37
ANDRIK
“ A re you mad?” Zakhar wiggles his tongue around his mouth, wetting it for the long Q-tip a doctor is about to scrape along the inside of his cheek, before he returns his focus to me. “You seem mad. Did I do something wrong?”
“No,” I reply, my tone curt and brutish.
When he arches a brow and purses his lips, I mutter a cussword under my breath.
In my anger, I forgot how receptive he is to liars. He can spot a deceitful man from a mile out. I’ve used his skills to my advantage more than once in the past month and hope to be able to do the same for many years to come.
After attempting to slacken the tightness of my jaw and failing, I say, “I’m not mad at you, Zak. You’re not the issue.”
Since my reply is honest this time, he believes me. “I’m glad you’re not mad at me, but you shouldn’t be mad at anyone.” He continues swishing his tongue when his words come out huskily. “Mommy says life is too short to be angry.” His eyes water when he peers down at the cords taped to his tiny chest. “I guess she was right. I’m not surprised. Mommy is always right. She is very smart.”
When he tilts his head back as per the doctor’s instructions, causing the wetness in his eyes to trickle past his ears, I hate myself more than I ever thought possible.
He is wired up to the hilt with monitors, and on more medication than men twenty times his age, yet I’m more concerned about getting his DNA verified than finding a solution to the predicament I placed him in when I tipped off the Ivanovs about Irina’s organs being sold.
Dr. Abdulov and Dr. Azores won’t be able to give Zakhar a new heart because they’ll be dead by the end of the week, possibly sooner if Matvei passes on the information I gave him to his eldest brother before he arrives in Russia.
Furthermore, I don’t need a test to know Zakhar is a Dokovic. He looks so much like Mikhail and me I’ve often wondered over the past month where the last thirty years went. When I stand across from Zakhar, it’s as if I’m back in the closet of my bedroom, hiding from a life I promised Mikhail and myself we’d never have to live.

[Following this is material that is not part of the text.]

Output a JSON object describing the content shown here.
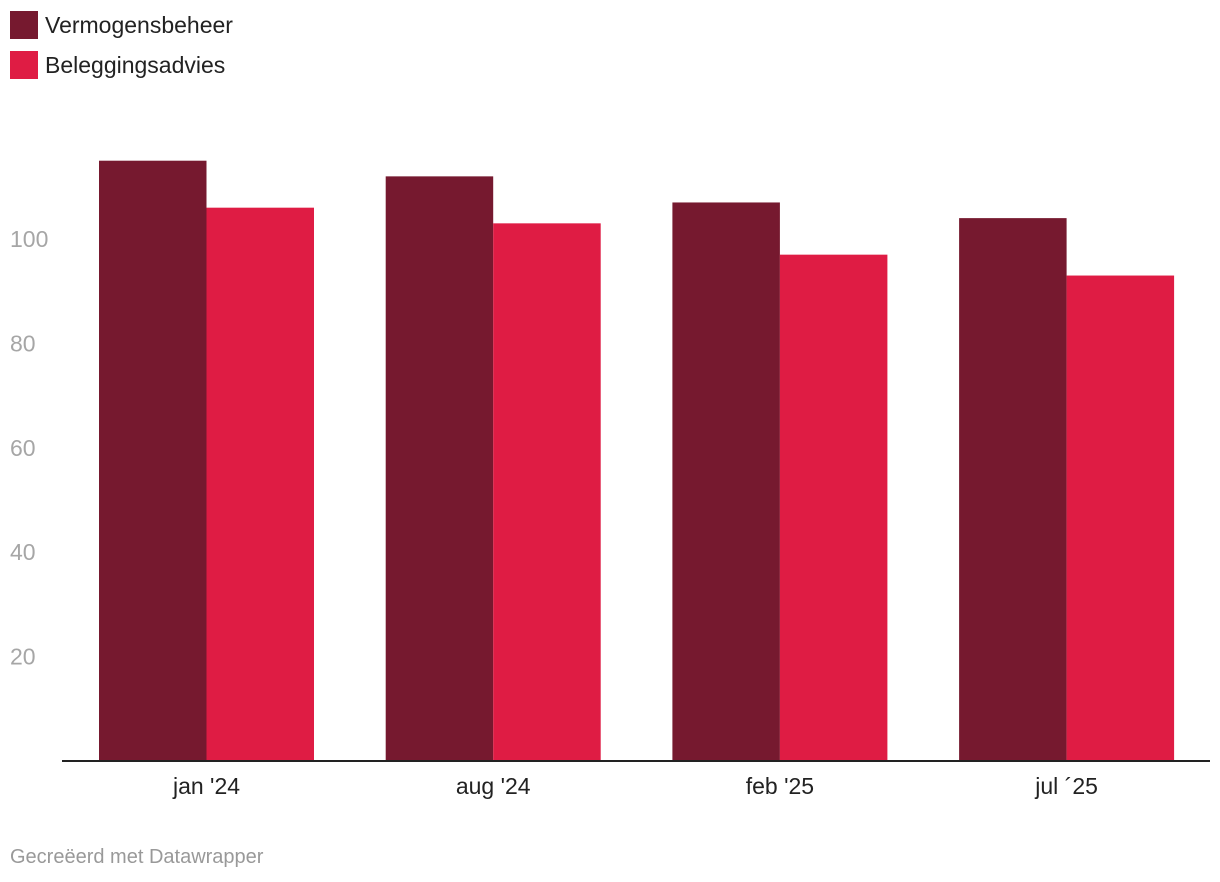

I had no clue how many lies I’ve told in my life until Zakhar refused to believe my fib that I replaced Dr. Makarand with a colleague more specialized for a patient with his condition.
From the look he gave me, you’d swear he was conscious when my anger that I’d been manipulated saw me popping a bullet between Dr. Makarand’s dark brows.
A rare smile tugs my lips at one side when Zakhar giggles from the Q-tip scraping the inside of his mouth. “That tickles.”
Heat colors his face when he hears the response I can’t hold back from his croaky laugh rumbling through my chest. It’s an expression I gave often before my fifth birthday. It was only ever directed at one person. My mother.
I jerk my chin up in acknowledgement when the doctor who swabbed my mouth earlier like my DNA hadn’t been burned off with a gallon of whiskey says, “I’ll have the results back as soon as possible.”
Once he leaves, I pour Zakhar a glass of “vodka” to help with the tickle the swab caused the back of his throat.
“More, Zak,” I demand when he only takes the tiniest sip. “We need you fit…”
“Like a fox,” he murmurs, stammering through the spit the slightest slosh of water caused his mouth since he’s struggled to swallow the past few days.
His failing heart is his biggest health battle, but its downfall means the rest of his organs are slowly following suit. He is mere weeks from death.
“Like a fox,” I quote, struggling to speak through the guilt about the steps I’ve taken thus far.
Whether he is my son or not, Zakhar is a child. I should have never placed my needs before his. I’m a man. An adult. I’m not a child hiding in a closet, waiting for his mother to come back.
I stop filling a glass with real vodka when someone bursts into Zakhar’s room unannounced despite numerous requests from his childhood nanny for him to do the opposite.
Mikhail’s eyes widen to the size of saucers as they flick between Zak and me, and his mouth gapes like a fish out of water. In under a second, he sees what I saw—another innocent victim of our father’s.
Zak finds Mikhail’s expression hilarious. “You look like you need to go poopie.”
“I feel like I need to go poopie,” Mikhail replies when Zakhar’s boyish laugh snaps him out of his trance.
He mouths, What the fuck? to me before he moves closer to Zak’s bedside.
As he drinks in Zak’s undisputed Dokovic features, I signal for the two guards I placed at Zakhar’s door to stand down. Mikhail isn’t a threat to Zakhar any more than I am.
I can’t issue the same guarantee for anyone else currently residing under my roof.